The bill also requires the Corps to study ways to reduce problems that draining the reservoir could cause downstream.
Under a 2021 court order to protect endangered salmon, the Corps seeks to drain water from reservoirs behind two dams each fall to allow the river to flow more freely. The reservoir fell for the first time in 2023, releasing chunks of mud trapped behind the dam. The river turned brown and the small city’s drinking water plant worked around the clock to purify the water.
Congress is asking the Corps to consider ways to avoid creating such problems downstream. That could include designing a new drinking water system for the city below the dam.
The Corps has the authority to maintain community infrastructure and pay 75 percent of the cost of improvements, a provision that Oregon has never used.
A week before Mr. Biden signed the new bill, biologists from the National Oceanic and Atmospheric Administration released a 673-page report stating that the Corps’ preferred solution for the Willamette River, using fish traps, would lead to extinction. He said it would put endangered salmon and steelhead at risk.
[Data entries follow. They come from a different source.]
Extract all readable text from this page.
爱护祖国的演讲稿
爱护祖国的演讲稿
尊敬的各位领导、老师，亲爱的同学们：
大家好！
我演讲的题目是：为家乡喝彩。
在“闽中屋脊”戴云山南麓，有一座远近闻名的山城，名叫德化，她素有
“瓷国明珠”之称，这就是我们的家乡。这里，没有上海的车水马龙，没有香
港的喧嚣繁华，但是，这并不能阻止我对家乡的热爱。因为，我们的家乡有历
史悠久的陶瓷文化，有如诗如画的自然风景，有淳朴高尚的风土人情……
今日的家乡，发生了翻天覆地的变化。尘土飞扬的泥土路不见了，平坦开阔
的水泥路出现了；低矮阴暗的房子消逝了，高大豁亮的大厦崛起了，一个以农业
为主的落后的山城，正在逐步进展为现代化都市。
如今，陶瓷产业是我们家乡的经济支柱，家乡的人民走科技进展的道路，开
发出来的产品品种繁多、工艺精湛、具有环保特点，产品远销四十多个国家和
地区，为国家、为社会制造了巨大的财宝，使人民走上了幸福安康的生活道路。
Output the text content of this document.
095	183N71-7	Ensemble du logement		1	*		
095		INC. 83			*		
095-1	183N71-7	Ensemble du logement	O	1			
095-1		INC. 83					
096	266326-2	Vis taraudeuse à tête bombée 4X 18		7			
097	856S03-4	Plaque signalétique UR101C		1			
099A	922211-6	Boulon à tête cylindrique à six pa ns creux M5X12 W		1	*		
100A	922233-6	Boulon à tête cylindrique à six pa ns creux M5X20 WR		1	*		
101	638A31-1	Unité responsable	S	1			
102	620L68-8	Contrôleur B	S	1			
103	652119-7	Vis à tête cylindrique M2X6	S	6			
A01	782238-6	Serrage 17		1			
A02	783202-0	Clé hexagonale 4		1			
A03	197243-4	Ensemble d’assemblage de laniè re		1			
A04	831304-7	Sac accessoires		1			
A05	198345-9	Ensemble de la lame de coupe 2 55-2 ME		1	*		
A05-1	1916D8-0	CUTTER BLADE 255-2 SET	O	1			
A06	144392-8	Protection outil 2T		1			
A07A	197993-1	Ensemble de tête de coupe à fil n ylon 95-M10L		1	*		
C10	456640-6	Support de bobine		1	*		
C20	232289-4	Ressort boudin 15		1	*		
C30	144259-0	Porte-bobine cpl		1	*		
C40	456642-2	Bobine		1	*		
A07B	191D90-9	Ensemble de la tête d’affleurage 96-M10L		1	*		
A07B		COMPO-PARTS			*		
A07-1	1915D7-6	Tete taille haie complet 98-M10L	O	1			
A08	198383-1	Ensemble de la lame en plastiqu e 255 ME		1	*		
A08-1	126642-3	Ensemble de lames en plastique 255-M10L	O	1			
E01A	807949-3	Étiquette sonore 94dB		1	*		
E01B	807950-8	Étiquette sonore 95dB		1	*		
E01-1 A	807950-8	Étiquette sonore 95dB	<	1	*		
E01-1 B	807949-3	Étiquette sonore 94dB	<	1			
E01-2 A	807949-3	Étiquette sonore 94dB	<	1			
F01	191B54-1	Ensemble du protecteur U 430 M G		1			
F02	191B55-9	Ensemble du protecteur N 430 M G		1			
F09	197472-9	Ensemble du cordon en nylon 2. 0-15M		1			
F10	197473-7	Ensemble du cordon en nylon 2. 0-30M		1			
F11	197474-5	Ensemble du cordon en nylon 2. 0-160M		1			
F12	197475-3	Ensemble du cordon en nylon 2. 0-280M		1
The Department of Energy has committed $32 million in solar subsidies to the tribal nation. It’s almost impossible to access.
NOAA recommended more than 20 changes to the Corps, ranging from increased monitoring of fish species to changing river flows to better accommodate salmon migration. Solan said the agency is still considering NOAA’s opinion and deciding what action to take.
George, who has served on the Grand Ronde Tribal Council since 2016, said he was encouraged by the Willamette’s latest developments, which point to a future in which salmon and humans can coexist.
“For our family here on the Grand Ronde Reservation, it was the very darkest days of our lives that brought us back to the Willamette to catch the salmon that kept us alive,” George said. said. “It is our time and our role to speak up for our relatives and say that our people’s future with Willamette Salmon is essential.”